On July 4, the National Portrait Gallery opened “One Life: Grant and Lee.” Recently, we spoke with the exhibition’s curator, museum historian David Ward.
Q: This is an interesting concept for a show and certainly an appropriate one to begin the conclusion of the museum’s Civil War commemorations. Typically, our “One Life” gallery space (first floor, east side of the two museums) is set aside for works that represent the experience of one person’s life, or a particularly seminal moment in one person’s life. Previously, for example, the Portrait Gallery has hosted exhibitions on Walt Whitman, Abraham Lincoln, Katharine Hepburn, and Elvis Presley in this space. What was behind the decision to put an exhibition featuring both Ulysses S. Grant and Robert E. Lee in this space?
A: I just thought it might be kind of interesting to break with our traditional format and consider the way in which lives influenced each other; I could see doing a “One Life” exhibition in which you treated a marriage, for instance. I also thought it would be significant as part of our Civil War programming to consider Grant and Lee in the context of the last year of the war in Virginia, from May 1864 to April 1865, when they confronted each other in the most elemental way possible as commanders of opposing armies bent on each other’s destruction.

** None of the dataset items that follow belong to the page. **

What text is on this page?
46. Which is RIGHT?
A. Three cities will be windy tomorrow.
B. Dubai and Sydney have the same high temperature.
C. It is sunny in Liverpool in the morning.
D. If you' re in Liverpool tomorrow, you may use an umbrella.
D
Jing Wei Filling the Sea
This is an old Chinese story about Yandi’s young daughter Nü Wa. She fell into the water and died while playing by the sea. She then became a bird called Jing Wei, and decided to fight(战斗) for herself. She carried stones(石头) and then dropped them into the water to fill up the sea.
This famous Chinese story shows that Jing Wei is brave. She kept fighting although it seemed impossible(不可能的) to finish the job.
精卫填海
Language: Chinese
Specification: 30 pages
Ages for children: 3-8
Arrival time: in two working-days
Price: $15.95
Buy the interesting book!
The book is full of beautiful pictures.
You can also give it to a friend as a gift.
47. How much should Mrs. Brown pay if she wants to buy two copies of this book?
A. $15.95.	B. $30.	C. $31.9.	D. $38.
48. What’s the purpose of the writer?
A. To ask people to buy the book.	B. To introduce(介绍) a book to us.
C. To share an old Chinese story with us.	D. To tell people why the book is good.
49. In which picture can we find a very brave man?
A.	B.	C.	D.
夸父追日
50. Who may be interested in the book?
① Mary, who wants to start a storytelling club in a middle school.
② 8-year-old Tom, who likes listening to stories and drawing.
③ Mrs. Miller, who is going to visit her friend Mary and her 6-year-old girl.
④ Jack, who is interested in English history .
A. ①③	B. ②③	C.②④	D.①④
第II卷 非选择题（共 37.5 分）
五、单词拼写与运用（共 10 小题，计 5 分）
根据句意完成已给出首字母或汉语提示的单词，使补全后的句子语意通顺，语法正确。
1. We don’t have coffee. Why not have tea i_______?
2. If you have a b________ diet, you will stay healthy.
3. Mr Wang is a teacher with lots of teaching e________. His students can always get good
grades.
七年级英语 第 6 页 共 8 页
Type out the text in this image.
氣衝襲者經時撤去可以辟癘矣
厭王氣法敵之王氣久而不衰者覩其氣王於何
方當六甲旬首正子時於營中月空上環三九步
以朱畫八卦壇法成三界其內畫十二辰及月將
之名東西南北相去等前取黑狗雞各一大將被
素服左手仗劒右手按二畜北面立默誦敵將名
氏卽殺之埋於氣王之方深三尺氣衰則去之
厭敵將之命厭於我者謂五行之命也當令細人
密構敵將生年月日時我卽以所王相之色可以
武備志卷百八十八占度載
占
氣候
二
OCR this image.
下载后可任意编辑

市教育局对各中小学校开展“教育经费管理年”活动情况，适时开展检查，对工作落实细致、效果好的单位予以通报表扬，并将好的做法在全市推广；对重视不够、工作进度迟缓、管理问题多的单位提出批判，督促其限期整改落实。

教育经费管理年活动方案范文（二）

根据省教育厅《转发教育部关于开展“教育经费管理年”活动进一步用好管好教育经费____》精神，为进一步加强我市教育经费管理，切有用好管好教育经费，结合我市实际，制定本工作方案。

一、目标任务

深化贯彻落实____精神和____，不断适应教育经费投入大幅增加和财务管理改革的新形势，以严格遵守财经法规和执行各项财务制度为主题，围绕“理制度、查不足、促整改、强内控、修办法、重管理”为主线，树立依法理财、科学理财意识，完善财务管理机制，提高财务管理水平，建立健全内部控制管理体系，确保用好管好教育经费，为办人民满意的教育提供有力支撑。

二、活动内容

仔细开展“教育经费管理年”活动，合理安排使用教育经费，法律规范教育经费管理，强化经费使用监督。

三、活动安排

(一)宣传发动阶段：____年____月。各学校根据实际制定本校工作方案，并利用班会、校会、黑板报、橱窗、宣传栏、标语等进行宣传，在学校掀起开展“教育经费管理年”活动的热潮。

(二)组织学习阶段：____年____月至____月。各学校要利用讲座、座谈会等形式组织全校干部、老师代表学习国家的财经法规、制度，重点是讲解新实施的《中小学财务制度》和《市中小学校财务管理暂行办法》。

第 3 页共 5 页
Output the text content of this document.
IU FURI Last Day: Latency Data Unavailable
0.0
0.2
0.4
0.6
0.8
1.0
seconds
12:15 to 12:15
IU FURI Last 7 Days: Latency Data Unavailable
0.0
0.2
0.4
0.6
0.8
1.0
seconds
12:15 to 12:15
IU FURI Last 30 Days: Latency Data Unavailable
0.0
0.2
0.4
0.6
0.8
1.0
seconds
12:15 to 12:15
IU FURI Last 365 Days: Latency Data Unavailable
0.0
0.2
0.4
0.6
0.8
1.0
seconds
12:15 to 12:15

Finally, they are linked by being opposites: Grant was very much a man of the northern middle and working classes, while Lee was the epitome of the southern aristocracy, with roots going back into Virginia history. They are historical and biographical “types,” if you will. But mostly they were two excellent generals, one of the few times that two evenly matched commanders faced each other in a prolonged campaign.
Q: How did two people in this space traditionally reserved for one fit into your curatorial concerns?
A: It wasn’t really possible given the space and the collection available to do a large exhibition that considered their life and times. Those have been done anyway. I just wanted to get at the essentials of their characters, biographies, and careers in as concise a way possible.
I hope it’s a visually and intellectually stimulating appetizer to the subject. It certainly isn’t anywhere near a final word on both men. But I think it raises interesting issues and questions for further exploration.
Q: As the Civil War entered its closing year, Grant and Lee met each other for a prolonged struggle—the so-called endgame, if you will—and it must have occurred to Lee that the odds were greatly against the Confederate undertaking. Facing Grant and coming to understand that Grant was not afraid to throw men into the fight must have been difficult for Lee. However, it must have been evident to him sometime around the time when Petersburg was besieged that all was lost. Why do you believe he chose to stay in the field as long as he did?
A: I think Lee always realized that the southern cause would be difficult, if not hopeless, hence his strategy of twice invading the North and hoping for some kind of negotiated surrender or armistice based on a Union collapse. It was never clear how this would happen. The idea was that the northern will to win would simply collapse, I suppose.
Conversely, the end game was tough for Lee because he fought so doggedly yet with diminishing odds that there could be any ultimate success, especially once Sherman has cut his way to the sea and then headed north. Once Grant dislodges Lee from Petersburg and causes Lee to attempt to escape—although to what end is very hard to know; what exactly is Lee going to do?—the end game comes very quickly.
I think there is a general problem in ending wars: that one side has fought so hard for something it deeply believes in that it doesn’t want to concede defeat, failing some kind of knockout blow that makes it evident.
Q: Last, the National Portrait Gallery and the Smithsonian are great repositories for the material culture of the Civil War. From this wealth, how did you prioritize your choice of portraits and objects for this exhibition?
A: We have pretty good portraits of both men in the museum’s collection. And I supplemented those with some images from the Library of Congress. I was lucky enough to get Lee’s death mask from Washington and Lee University, where he is buried. So there is a nice representative collection of different kinds of pictures, from rather fanciful renderings of both generals to “on the scene” drawings of Grant at Vicksburg.
The show is visually interesting and has especially nice photographs. And I was very pleased to get Alonzo Chappel’s painting of Appomattox, which shows the scene as it actually was rather than as how it was visually mythologized: a small room with only a few people in it. And we also included the great Winslow Homer painting Skirmish in the Wilderness, which was one of his first oil paintings and artistically documents the opening of the final campaign in Virginia.